For a party that touts its record at being tough on crime and has done everything under its power to make life as miserable as possible for criminals, Conservatives seem to be talking out of both sides of their mouths when it comes to their dogged determination to abolish Canada’s long-gun registry.
Members of Parliament will vote on two pieces of legislation when they return from summer break next week — an amendment by the NDP to keep the registry with some modifications to remove parts of the registry’s more onerous conditions and a private members’ bill the Conservative minority government has embraced to completely repeal the registry.
When sitting as opposition (under a different party) when the registry was officially created in 2001, the Conservatives had good fiscal intentions in trying to scrap the registry altogether.
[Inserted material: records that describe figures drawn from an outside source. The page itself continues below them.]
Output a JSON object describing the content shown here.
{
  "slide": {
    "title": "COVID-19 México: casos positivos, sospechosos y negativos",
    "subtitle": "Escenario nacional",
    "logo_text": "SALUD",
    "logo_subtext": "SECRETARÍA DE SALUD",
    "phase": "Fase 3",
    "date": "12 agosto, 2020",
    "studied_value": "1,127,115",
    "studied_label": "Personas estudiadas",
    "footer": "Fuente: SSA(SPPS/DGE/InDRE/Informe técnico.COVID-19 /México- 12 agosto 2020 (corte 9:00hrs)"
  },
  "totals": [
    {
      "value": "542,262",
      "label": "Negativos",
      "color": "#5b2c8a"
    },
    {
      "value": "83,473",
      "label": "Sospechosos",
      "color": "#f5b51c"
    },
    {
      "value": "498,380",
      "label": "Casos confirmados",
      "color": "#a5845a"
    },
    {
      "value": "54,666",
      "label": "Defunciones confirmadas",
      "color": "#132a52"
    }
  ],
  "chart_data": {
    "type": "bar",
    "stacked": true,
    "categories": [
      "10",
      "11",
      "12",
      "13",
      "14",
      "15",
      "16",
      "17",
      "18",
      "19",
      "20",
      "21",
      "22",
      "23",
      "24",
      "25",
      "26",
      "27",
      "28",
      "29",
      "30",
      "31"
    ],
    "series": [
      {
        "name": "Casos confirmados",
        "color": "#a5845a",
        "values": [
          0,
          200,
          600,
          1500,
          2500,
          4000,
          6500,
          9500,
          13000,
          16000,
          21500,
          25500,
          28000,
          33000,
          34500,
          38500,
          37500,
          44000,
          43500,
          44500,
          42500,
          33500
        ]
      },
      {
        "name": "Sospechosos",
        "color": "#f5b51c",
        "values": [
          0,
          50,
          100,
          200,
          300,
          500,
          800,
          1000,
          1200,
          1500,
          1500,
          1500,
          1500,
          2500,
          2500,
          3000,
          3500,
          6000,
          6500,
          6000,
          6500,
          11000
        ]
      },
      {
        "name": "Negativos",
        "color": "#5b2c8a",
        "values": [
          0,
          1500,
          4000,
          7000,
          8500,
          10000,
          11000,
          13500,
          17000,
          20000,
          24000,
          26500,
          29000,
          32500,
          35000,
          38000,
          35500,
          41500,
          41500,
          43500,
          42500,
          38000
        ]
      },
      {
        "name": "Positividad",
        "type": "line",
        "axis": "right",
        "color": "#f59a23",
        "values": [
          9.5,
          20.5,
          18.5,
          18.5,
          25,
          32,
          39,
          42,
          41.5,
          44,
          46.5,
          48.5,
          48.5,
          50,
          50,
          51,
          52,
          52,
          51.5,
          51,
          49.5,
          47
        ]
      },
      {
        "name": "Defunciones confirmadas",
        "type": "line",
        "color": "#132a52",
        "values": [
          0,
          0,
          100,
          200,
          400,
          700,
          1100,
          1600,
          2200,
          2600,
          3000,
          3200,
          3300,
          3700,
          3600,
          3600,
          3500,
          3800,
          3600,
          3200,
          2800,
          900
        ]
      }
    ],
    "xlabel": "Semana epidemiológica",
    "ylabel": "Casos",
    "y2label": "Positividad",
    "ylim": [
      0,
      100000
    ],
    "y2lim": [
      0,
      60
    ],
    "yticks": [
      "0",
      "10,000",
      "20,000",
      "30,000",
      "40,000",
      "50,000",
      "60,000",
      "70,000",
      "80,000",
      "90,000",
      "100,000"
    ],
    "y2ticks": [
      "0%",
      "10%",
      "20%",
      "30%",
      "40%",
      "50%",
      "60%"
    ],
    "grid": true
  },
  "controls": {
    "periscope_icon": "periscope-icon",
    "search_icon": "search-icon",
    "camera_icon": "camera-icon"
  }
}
Despite claims of being able to operate the registry for $2 million a year, an audit in 2002 revealed the registry would actually cost about $1 billion. Yet it is not its cost that drives Stephen Harper and his caucus any longer, as the registry now only costs a couple of million dollars each year. The battle has been boiled down to two common refrains — it is an assault on rural Canadians who own firearms and the registry does nothing to prevent gun crime.
Both arguments, fail to completely demonstrate why dismantling a firearms program with annually increasing enrolment is appropriate. Given the Conservatives have since repeatedly extended amnesties to individuals who have not registered their guns, there is no reason for any person not to. The registry does not exist to punish farmers who own guns to keep their livestock safe or northern aboriginal communities who use them to hunt for food — it exists to account for all of the long guns that currently circulate in Canada. Firearms legislation passed in 1977 requires registering restricted weapons such as handguns and assault weapons. No one seems to be in a hurry to repeal that provision.
Whether a gun is short or long, it doesn’t change the danger factor. The recent moves by Canada’s police chiefs and the Canadian Police Association to push for the registry’s survival stems from the fact police do use the registry on a daily basis. The search of any person’s name or driver’s licence brings up any related firearms information, especially important to police officers responding or deploying to a potentially violent scene.
The Conservatives continue to claim the gun registry does not prevent crime and that criminals do not register their guns. Yet what they seem to forget, especially in their efforts to curb violent crime, is that there are situations where both arguments are resoundingly false, especially when it comes to domestic violence. There are law-abiding citizens who register their guns, then turn around and beat their spouses or children. As many criminologists and veteran police officers know, that can be the first step towards a more gruesome outcome. Anyone convicted of assault can be subject to a firearms ban, which registration makes easier to enforce. Since 2005, there has been a 67 per cent decrease in the annual number of domestic homicides committed with a firearm.
Giving police the tools to keep the public safe is what the government should be concerned about, not the circular argument that the money spent on the registry could be used to hire more frontline officers. The Conservatives lost any moral responsibility to eliminate the gun registry back when it was cost-prohibitive. Now that it is integrated into Canada’s policing practices, the government would be better served to make it more accessible to gun owners than simply killing it altogether. The whole point is to keep Canadians safe and the registry is just one tool that can help do that. Hopefully the NDP MPs who originally supported the bill will continue to change their minds and embrace their leader’s alternative.